This revolving plier punch (star punch) was primarily used to punch round shoelace holes. Created as a 'six bits' version, this plier exhibits only four of its six different sized bits. This unique tool was an important element within Stanio Fancoff's shoemaking kit as it enable him to tailor the shoelace hole size to the appropriate lace material sizing, providing shoes with greater aesthetic diversity.

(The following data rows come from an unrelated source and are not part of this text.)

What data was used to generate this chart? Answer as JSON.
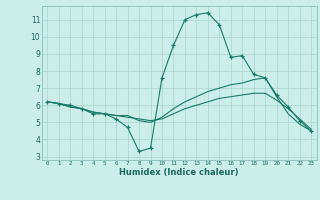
{
  "xlabel": "Humidex (Indice chaleur)",
  "bg_color": "#cceee8",
  "grid_color": "#aad4cc",
  "line_color": "#1a7a6a",
  "xlim": [
    -0.5,
    23.5
  ],
  "ylim": [
    2.8,
    11.8
  ],
  "yticks": [
    3,
    4,
    5,
    6,
    7,
    8,
    9,
    10,
    11
  ],
  "xticks": [
    0,
    1,
    2,
    3,
    4,
    5,
    6,
    7,
    8,
    9,
    10,
    11,
    12,
    13,
    14,
    15,
    16,
    17,
    18,
    19,
    20,
    21,
    22,
    23
  ],
  "series": [
    {
      "x": [
        0,
        1,
        2,
        3,
        4,
        5,
        6,
        7,
        8,
        9,
        10,
        11,
        12,
        13,
        14,
        15,
        16,
        17,
        18,
        19,
        20,
        21,
        22,
        23
      ],
      "y": [
        6.2,
        6.1,
        6.0,
        5.8,
        5.5,
        5.5,
        5.2,
        4.7,
        3.3,
        3.5,
        7.6,
        9.5,
        11.0,
        11.3,
        11.4,
        10.7,
        8.8,
        8.9,
        7.8,
        7.6,
        6.6,
        5.9,
        5.1,
        4.5
      ],
      "marker": "+"
    },
    {
      "x": [
        0,
        1,
        2,
        3,
        4,
        5,
        6,
        7,
        8,
        9,
        10,
        11,
        12,
        13,
        14,
        15,
        16,
        17,
        18,
        19,
        20,
        21,
        22,
        23
      ],
      "y": [
        6.2,
        6.1,
        5.9,
        5.8,
        5.6,
        5.5,
        5.4,
        5.4,
        5.1,
        5.0,
        5.3,
        5.8,
        6.2,
        6.5,
        6.8,
        7.0,
        7.2,
        7.3,
        7.5,
        7.6,
        6.5,
        5.5,
        4.9,
        4.5
      ],
      "marker": null
    },
    {
      "x": [
        0,
        1,
        2,
        3,
        4,
        5,
        6,
        7,
        8,
        9,
        10,
        11,
        12,
        13,
        14,
        15,
        16,
        17,
        18,
        19,
        20,
        21,
        22,
        23
      ],
      "y": [
        6.2,
        6.1,
        5.9,
        5.8,
        5.6,
        5.5,
        5.4,
        5.3,
        5.2,
        5.1,
        5.2,
        5.5,
        5.8,
        6.0,
        6.2,
        6.4,
        6.5,
        6.6,
        6.7,
        6.7,
        6.3,
        5.8,
        5.2,
        4.6
      ],
      "marker": null
    }
  ]
}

Stanio Ivanoff Fancoff was born in 1908 in Bojentsi, a small village in Bulgaria. At age 11, Stanio left home to learn the shoemaking trade. In 1929, he immigrated to Melbourne, settled in Fitzroy and began to work for the V.G. Zemancheff & Sons basket shoe factory in South Melbourne. In1936, he married Dorotea Georgi Touzou who had recently arrived in Australia. Around this time, Stanio set up his own shoemaking business from home, with Georgi, her cousin and sister weaving the shoes which he then assembled. Select shoe samples were then taken to Sydney and Tasmania for sale. In 1942, Georgi and Stanio moved to Broken Hill for Georgi's health; there daughter Nancy was born and Stanio set up a shoe shop/factory. In 1945, Georgi died and by 1950 Stanio and Nancy had moved to Adelaide where he again opened a shoemaking business and shop. He passed away in 1978, having been in the shoemaking business for 59 years. This collection documents his migration and working life experiences.

Physical Description

This metal revolving punch plyer, (star punch) physically resembles a pair of metal pliers whereby a star sectioned turret mounts onto one of the jaws. This 'six bits' version, exhibits four existing bits and two empty spaces within the turret's underbelly where the remaining two bits previously existed. As typical of this tool type, each of the bits are different sized but on this particular tool their sizings are not indicated. Furthermore, while three bits appear round in shape the fourth carries signs of possible patterning suggesting that it may have been used to make special designs within other shoe areas. The instrument's physical structure exhibits signs of stress whereby the metal surface has been chipped or warped, and the common spring latch is missing.


This collection is significant in documenting a small migrant business as well as the fashion of a particular period. It is well provenanced and charts the application of trade skills in a new country. It also illustrates the stages of hand shoe manufacture from the 1930s, demonstrating the enduring nature of the tools and patterns that were used.